Note: I couldn’t succeed to make it work with one single session execution and avoid the tmp_value variable.

Device control for TensorFlow 1.14 operations

TensorFlow 1.14 can put operations on the CPU without notice! It means that some computation is done on the CPU instead of the GPU, but also that data is transferred between GPU memory and CPU memory, which has a huge cost.

To force the use of the GPU, you can use the following code:

with tf.device("/gpu:0"):
  # tensorflow gpu operators

It happens that some operators don’t have a GPU implementation ! It can be because the data type is not implemented (eg: tf.layers.max_pool2D is not implemented for type uint8 on the GPU.

If there is a XLA_GPU implementation, you can force it with the following code:

with tf.device("/gpu:0"):
  # tensorflow GPU operators
  with tf.device("/device:XLA_GPU:0"):
    # tensorflow XLA_GPU operators
  # tensorflow GPU operators

Else, you should probably use another function.

I check that no operator is executed on the CPU with the following code:

graph = tf.Graph()
sess = tf.Session(tf.ConfigProto(log_device_placement=True), graph=graph)
graph_nodes_on_cpu = [n for n in graph.as_graph_def().node if "CPU" in n.device]
assert not graph_nodes_on_cpu, "One on more node(s) are defined on the CPU {}".format(graph_nodes_on_cpu)
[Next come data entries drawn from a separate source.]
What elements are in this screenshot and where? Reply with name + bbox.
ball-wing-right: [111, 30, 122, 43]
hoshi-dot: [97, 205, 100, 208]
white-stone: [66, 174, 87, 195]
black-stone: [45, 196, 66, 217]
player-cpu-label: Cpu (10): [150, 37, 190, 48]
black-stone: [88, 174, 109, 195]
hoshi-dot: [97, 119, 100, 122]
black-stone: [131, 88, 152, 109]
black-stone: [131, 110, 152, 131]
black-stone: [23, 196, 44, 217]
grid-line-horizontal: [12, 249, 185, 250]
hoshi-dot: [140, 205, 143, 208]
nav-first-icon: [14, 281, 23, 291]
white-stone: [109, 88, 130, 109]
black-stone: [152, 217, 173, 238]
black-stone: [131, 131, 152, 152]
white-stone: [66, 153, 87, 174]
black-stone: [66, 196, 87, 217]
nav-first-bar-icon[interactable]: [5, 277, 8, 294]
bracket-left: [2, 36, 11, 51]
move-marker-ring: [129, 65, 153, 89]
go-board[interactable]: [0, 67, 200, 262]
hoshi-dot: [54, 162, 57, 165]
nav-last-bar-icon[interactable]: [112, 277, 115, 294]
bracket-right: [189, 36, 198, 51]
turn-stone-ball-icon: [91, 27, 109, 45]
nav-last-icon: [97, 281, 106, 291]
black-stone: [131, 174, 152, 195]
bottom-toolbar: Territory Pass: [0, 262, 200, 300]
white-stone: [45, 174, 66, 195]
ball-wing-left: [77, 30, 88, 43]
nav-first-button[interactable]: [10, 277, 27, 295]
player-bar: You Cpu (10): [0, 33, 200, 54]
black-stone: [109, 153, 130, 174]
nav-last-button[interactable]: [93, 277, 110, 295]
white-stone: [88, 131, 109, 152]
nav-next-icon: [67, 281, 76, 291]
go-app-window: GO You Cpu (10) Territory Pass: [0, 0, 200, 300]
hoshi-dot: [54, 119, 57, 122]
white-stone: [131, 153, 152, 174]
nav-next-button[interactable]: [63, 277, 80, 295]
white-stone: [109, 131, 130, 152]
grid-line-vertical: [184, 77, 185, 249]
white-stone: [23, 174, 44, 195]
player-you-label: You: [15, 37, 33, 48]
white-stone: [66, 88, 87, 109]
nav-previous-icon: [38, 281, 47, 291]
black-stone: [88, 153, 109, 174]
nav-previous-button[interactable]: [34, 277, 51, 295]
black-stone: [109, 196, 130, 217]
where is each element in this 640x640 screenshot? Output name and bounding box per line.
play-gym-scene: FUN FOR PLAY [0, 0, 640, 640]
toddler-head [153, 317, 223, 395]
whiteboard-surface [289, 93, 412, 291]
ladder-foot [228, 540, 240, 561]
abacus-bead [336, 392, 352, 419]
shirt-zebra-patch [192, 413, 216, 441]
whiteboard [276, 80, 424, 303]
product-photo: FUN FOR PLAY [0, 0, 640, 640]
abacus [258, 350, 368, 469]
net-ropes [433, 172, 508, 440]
Profiling TensorFlow 1.14 static session execution

Good readings https://aistein.github.io/dlprof/

Spacial Pyramid Pooling with unknown shape

Usually, (Spacial Pyramid Pooling)[https://arxiv.org/abs/1406.4729] is implemented using a conventional pooling layer with the kernel size and stride took from the input tensor shape, and a given scale s:

def avg_spp_layer(inputs, s):
  h, w = inputs.get_shape().as_list()[1:3]
  size = (h, w)/s
  pooled = tf.layers.average_pooling2d(inputs, pool_size=size, strides=size))  # spac. pyr. pool [B, s, s, C]
  return tf.images.resize_bilinear(pooled, (h, w))                             # original size   [B, H, W, C]

However, this implementation doesn’t work when the input tensor has unknown shape (eg. when it depends on another input). Indeed, the pooling layer needs to know in advance the pool_size and the strides that must be provided as integers, and not as tf.Tensor.
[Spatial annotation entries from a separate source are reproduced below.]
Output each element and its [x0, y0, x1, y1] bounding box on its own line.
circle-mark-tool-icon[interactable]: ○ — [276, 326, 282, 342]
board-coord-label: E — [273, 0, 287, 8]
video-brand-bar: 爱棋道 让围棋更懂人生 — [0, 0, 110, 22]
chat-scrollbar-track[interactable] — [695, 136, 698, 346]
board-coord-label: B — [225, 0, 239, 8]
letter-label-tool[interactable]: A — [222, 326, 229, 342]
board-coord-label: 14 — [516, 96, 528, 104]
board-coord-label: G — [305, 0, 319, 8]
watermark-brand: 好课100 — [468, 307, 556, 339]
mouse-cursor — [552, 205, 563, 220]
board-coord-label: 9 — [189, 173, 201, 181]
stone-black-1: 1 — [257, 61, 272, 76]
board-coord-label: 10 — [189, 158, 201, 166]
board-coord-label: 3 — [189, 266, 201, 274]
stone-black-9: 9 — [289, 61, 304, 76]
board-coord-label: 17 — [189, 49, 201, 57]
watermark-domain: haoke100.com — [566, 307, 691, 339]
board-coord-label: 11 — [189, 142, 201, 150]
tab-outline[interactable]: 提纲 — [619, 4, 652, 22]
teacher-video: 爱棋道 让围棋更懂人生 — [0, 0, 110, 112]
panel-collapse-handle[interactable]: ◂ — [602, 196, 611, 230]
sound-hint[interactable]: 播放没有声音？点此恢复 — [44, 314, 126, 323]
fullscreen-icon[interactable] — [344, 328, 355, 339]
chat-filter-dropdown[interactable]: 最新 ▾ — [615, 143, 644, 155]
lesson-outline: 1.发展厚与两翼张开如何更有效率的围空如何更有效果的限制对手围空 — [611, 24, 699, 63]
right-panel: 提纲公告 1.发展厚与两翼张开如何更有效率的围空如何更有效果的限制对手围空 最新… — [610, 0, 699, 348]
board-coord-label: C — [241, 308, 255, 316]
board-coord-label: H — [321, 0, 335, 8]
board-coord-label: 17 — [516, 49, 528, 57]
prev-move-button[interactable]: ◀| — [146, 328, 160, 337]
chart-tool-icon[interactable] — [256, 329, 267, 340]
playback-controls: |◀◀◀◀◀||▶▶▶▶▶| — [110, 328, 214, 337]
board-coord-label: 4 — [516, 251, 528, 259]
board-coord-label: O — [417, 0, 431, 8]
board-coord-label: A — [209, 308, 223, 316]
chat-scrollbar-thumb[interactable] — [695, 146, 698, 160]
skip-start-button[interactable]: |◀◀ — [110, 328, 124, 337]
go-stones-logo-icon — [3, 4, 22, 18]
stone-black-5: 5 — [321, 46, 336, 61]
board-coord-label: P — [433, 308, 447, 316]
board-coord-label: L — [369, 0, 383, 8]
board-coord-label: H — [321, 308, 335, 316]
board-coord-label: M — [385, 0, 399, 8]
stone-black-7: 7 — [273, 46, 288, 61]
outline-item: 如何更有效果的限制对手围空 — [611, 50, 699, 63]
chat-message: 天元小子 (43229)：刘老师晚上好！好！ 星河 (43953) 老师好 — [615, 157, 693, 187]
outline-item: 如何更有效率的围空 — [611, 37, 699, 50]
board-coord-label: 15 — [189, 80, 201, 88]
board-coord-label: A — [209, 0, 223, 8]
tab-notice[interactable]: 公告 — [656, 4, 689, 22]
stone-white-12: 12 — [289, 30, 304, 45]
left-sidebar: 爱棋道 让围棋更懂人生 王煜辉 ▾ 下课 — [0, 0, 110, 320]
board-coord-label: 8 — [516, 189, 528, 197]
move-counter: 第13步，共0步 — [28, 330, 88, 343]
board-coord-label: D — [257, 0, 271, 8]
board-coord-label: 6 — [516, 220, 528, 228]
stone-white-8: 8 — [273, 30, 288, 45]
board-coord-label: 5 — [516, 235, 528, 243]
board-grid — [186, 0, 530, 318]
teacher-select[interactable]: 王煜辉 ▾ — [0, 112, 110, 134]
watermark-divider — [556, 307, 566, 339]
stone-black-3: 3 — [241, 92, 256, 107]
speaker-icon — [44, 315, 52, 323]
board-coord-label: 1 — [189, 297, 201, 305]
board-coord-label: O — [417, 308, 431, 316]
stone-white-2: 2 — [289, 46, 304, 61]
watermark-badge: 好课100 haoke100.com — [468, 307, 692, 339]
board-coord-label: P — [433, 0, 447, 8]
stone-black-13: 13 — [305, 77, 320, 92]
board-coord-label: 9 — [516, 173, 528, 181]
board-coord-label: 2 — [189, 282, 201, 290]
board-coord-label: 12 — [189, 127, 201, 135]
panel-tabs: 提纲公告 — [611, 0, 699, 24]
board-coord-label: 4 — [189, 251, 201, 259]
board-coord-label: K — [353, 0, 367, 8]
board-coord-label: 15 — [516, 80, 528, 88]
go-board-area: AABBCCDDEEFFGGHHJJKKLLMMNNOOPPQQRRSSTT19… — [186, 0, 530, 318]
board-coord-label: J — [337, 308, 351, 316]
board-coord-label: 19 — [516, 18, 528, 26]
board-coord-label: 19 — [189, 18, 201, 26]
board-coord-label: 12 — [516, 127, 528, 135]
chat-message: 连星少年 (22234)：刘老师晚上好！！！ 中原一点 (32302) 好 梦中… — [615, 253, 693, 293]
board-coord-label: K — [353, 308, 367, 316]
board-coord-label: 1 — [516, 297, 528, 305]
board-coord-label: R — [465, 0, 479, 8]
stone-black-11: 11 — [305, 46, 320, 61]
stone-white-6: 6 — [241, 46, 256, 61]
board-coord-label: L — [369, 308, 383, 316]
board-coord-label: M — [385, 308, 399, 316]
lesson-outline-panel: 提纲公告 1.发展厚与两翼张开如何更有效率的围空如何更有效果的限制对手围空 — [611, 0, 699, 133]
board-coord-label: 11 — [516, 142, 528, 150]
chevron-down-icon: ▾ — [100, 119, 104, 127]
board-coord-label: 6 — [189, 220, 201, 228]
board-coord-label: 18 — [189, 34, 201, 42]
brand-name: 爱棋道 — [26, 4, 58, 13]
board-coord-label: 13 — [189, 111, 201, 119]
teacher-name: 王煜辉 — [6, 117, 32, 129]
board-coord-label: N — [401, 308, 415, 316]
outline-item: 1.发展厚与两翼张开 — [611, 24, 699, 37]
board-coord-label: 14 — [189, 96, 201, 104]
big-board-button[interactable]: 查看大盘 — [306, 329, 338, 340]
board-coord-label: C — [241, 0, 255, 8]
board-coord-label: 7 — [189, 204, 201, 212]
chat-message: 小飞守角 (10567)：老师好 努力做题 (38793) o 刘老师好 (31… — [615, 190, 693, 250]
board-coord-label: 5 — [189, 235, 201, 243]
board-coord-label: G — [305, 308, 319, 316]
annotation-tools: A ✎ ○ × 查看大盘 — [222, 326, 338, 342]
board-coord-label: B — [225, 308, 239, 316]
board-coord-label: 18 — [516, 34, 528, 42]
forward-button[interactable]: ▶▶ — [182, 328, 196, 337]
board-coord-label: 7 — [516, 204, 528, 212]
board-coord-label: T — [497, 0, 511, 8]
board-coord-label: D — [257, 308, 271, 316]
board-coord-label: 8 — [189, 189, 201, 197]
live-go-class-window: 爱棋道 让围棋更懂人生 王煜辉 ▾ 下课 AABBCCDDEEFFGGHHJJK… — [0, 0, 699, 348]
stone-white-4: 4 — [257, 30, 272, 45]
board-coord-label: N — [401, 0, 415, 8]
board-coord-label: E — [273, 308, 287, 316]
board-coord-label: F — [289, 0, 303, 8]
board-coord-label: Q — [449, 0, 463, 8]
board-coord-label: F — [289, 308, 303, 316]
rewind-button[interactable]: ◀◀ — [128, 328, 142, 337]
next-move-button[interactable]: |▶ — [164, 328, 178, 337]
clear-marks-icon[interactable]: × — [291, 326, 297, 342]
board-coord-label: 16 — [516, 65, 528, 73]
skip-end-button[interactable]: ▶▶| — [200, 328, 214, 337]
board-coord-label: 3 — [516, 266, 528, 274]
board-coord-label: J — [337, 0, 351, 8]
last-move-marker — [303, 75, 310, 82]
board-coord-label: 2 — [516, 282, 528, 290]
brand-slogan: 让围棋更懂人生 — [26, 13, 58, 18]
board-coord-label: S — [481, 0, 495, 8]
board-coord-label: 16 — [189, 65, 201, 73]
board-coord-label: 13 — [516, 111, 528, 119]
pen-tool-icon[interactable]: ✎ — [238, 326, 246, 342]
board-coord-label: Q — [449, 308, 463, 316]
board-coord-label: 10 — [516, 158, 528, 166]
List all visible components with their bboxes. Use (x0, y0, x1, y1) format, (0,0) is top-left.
To address this issue, I came up with a different implementation that computes the pyramid pooling per region by splitting the input with a binary mask, allowing to address each pooling region separately.

The actual mask is obtained by rescaling a simple s×s mask having s*s channels (illustrated below for scale=2) using nearest neighbor.

image

This implementation requires to use an additional dimension for the mask. The tensor shapes are shown in comment to help understand the algorithm. The max spacial pyramid pooling is achieved with a very similar implementation.

def avg_spp_layer(self, input, size, name, padding=DEFAULT_PADDING):   #                    tensor dim
  eye = tf.eye(size*size, batch_shape=(tf.shape(input)[0],))           # identity matrix   [B, s*s, s*s]
  mask = tf.reshape(eye, (-1, size, size, size*size))                  # simple mask       [B, s, s, s*s]
  mask = tf.image.resize_nearest_neighbor(mask, tf.shape(input)[1:3])  # full mask         [B, H, W, s*s]
  spp = tf.multiply(tf.expand_dims(input, 4), tf.expand_dims(mask, 3)) # splitted image    [B, H, W, C, s*s]
  spp = tf.reduce_mean(spp, axis=[1,2])*size*size                      # average           [B, 1, 1, C, s*s]
  spp = tf.reshape(spp, (-1, tf.shape(input)[3], size, size))          # reshaping         [B, C, s, s]
  spp = tf.transpose(spp, [0,2,3,1], name=name)                        # transposing       [B, s, s, C]
  return tf.images.resize_bilinear(pooled, (h, w))                     # original size     [B, H, W, C]